Core primitives (the “opinionated” part)

  • GamelabsApp: the app lifecycle + main loop.
    • Creates World (Three) and Hud (Pixi)
    • Runs hooks in a consistent order: register modules, configure DI, configure views, enqueue assets, then start the game
  • World: a thin Three.js wrapper that owns renderer/scene/camera and implements IViewContainer.
  • Hud: a thin Pixi wrapper that owns the Pixi Application, layering, optional stats overlay, and implements IViewContainer.
  • ViewFactory + IViewFactory: centralized wiring for View ↔ Controller pairs.
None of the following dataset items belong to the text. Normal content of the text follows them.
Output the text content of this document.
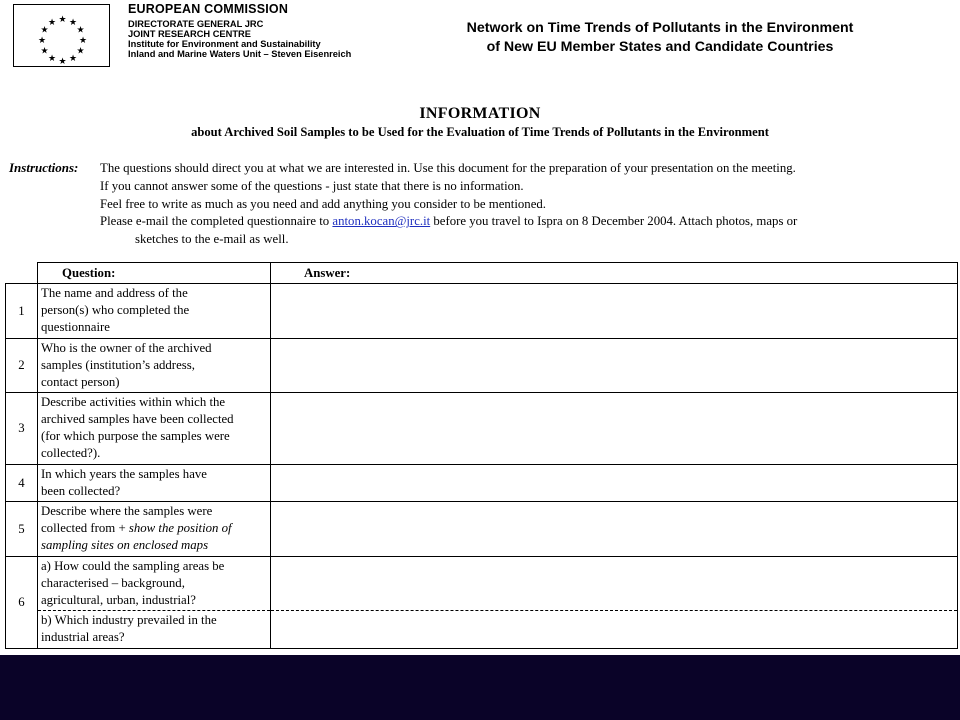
★ ★
★
★
★
★
★
★
★
★
★
★
EUROPEAN COMMISSION
DIRECTORATE GENERAL JRC
JOINT RESEARCH CENTRE
Institute for Environment and Sustainability
Inland and Marine Waters Unit – Steven Eisenreich
Network on Time Trends of Pollutants in the Environment
of New EU Member States and Candidate Countries
INFORMATION
about Archived Soil Samples to be Used for the Evaluation of Time Trends of Pollutants in the Environment
Instructions: The questions should direct you at what we are interested in. Use this document for the preparation of your presentation on the meeting.
If you cannot answer some of the questions - just state that there is no information.
Feel free to write as much as you need and add anything you consider to be mentioned.
Please e-mail the completed questionnaire to anton.kocan@jrc.it before you travel to Ispra on 8 December 2004. Attach photos, maps or
sketches to the e-mail as well.
	Question:	Answer:
1	The name and address of the
person(s) who completed the
questionnaire	

2	Who is the owner of the archived
samples (institution’s address,
contact person)	

3	Describe activities within which the
archived samples have been collected
(for which purpose the samples were
collected?).	

4	In which years the samples have
been collected?	

5	Describe where the samples were
collected from + show the position of
sampling sites on enclosed maps	

6	a) How could the sampling areas be
characterised – background,
agricultural, urban, industrial?	

	b) Which industry prevailed in the
industrial areas?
Views receive a restricted factory so they can create child views/screens without having access to global registration.
  • ScreenView + IScreen: optional “screen” concept for high-level navigation (menus, gameplay, etc.).
  • ModuleBinding: a portability base for feature modules (configure DI, register views, declare assets).

Typical flow

At runtime you generally:

  1. await app.initialize() (creates world/hud, configures DI/views/modules, loads assets)
  2. app.mainLoop() (ticks UpdateService, then renders world and (optionally) HUD)
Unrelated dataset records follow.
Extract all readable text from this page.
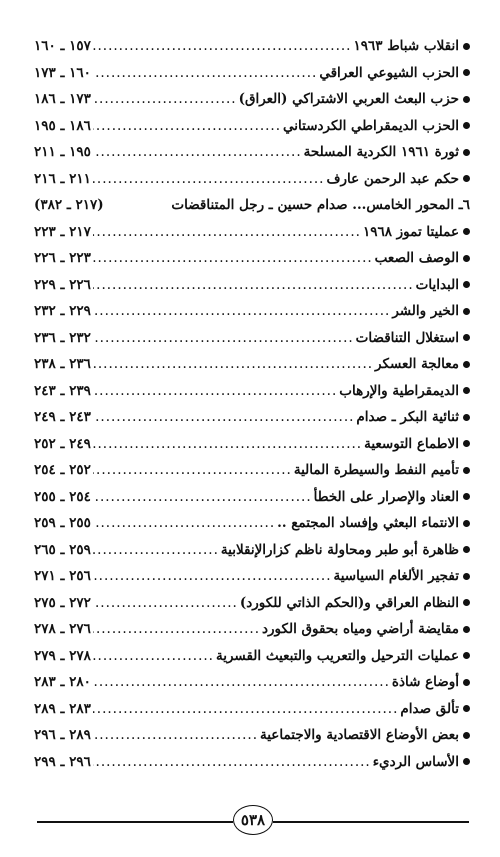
انقلاب شباط ١٩٦٣
.....
١٥٧ ـ ١٦٠
الحزب الشيوعي العراقي
.....
١٦٠ ـ ١٧٣
حزب البعث العربي الاشتراكي (العراق)
.....
١٧٣ ـ ١٨٦
الحزب الديمقراطي الكردستاني
.....
١٨٦ ـ ١٩٥
ثورة ١٩٦١ الكردية المسلحة
.....
١٩٥ ـ ٢١١
حكم عبد الرحمن عارف
.....
٢١١ ـ ٢١٦
٦ـ المحور الخامس... صدام حسين ـ رجل المتناقضات
(٢١٧ ـ ٣٨٢)
عمليتا تموز ١٩٦٨
.....
٢١٧ ـ ٢٢٣
الوصف الصعب
.....
٢٢٣ ـ ٢٢٦
البدايات
.....
٢٢٦ ـ ٢٢٩
الخير والشر
.....
٢٢٩ ـ ٢٣٢
استغلال التناقضات
.....
٢٣٢ ـ ٢٣٦
معالجة العسكر
.....
٢٣٦ ـ ٢٣٨
الديمقراطية والإرهاب
.....
٢٣٩ ـ ٢٤٣
ثنائية البكر ـ صدام
.....
٢٤٣ ـ ٢٤٩
الاطماع التوسعية
.....
٢٤٩ ـ ٢٥٢
تأميم النفط والسيطرة المالية
.....
٢٥٢ ـ ٢٥٤
العناد والإصرار على الخطأ
.....
٢٥٤ ـ ٢٥٥
الانتماء البعثي وإفساد المجتمع ..
.....
٢٥٥ ـ ٢٥٩
ظاهرة أبو طبر ومحاولة ناظم كزارالإنقلابية
.....
٢٥٩ ـ ٢٦٥
تفجير الألغام السياسية
.....
٢٥٦ ـ ٢٧١
النظام العراقي و(الحكم الذاتي للكورد)
.....
٢٧٢ ـ ٢٧٥
مقايضة أراضي ومياه بحقوق الكورد
.....
٢٧٦ ـ ٢٧٨
عمليات الترحيل والتعريب والتبعيث القسرية
.....
٢٧٨ ـ ٢٧٩
أوضاع شاذة
.....
٢٨٠ ـ ٢٨٣
تألق صدام
.....
٢٨٣ ـ ٢٨٩
بعض الأوضاع الاقتصادية والاجتماعية
.....
٢٨٩ ـ ٢٩٦
الأساس الرديء
.....
٢٩٦ ـ ٢٩٩
٥٣٨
See examples/ for working reference apps.

initialize() runs, in order:

  1. registerModules() (app calls addModule(...))
  2. module.configureDI(...) for all modules, then app configureDI()
  3. module.configureViews(...) for all modules, then app configureViews()
  4. assetLoader.loadAll(module.getAssetRequests()) for all modules, then app loadAssets()
  5. wait until all enqueued assets are loaded, then postInitialize()

Install (as a dependency)

gamelabsjs exposes three, pixi.js, @pixi/layout, and @pixi/ui as peer dependencies.

npm i gamelabsjs three pixi.js @pixi/layout @pixi/ui

Developing this repo

npm i
npm run build
npm run typecheck

For iterative work (rebuild dist/ on change):

npm run dev

Running the examples

The examples are Vite apps that alias gamelabsjs to the repo’s local dist/index.js, so build/watch the repo first.

Example 01:

npm run build
cd examples/example01
npm i
npm run dev

Example 02:

npm run build
cd examples/example02
npm i
npm run dev

Repository layout

  • src/core/: primitives (app lifecycle, rendering layers, DI, views/controllers, screens)
  • src/modules/: reusable feature modules (drop-in screens, controllers, events, assets)
  • examples/: reference apps that show the intended structure and wiring

Modules and assets (new pattern)

Feature modules are written as ModuleBinding subclasses:

  • DI and view registration: implement configureDI(diContainer) and configureViews(viewFactory)
  • Assets: store module AssetRequests in the binding (internally a protected _assets map) so the app can bulk-load them via getAssetRequests()
  • Theming/overrides: before addModule(binding), call binding.overrideAssetUrl(assetId, url) to swap module assets (see Example02 overriding the main screen logo)

Design rules (for keeping projects reviewable)

  • Views render; controllers handle behavior. Don’t bury “game logic” inside rendering classes.
  • New features should land as modules whenever they can be reused across projects.
  • Keep module APIs small and explicit: events/models in DI, view contracts as interfaces, wiring in module bindings.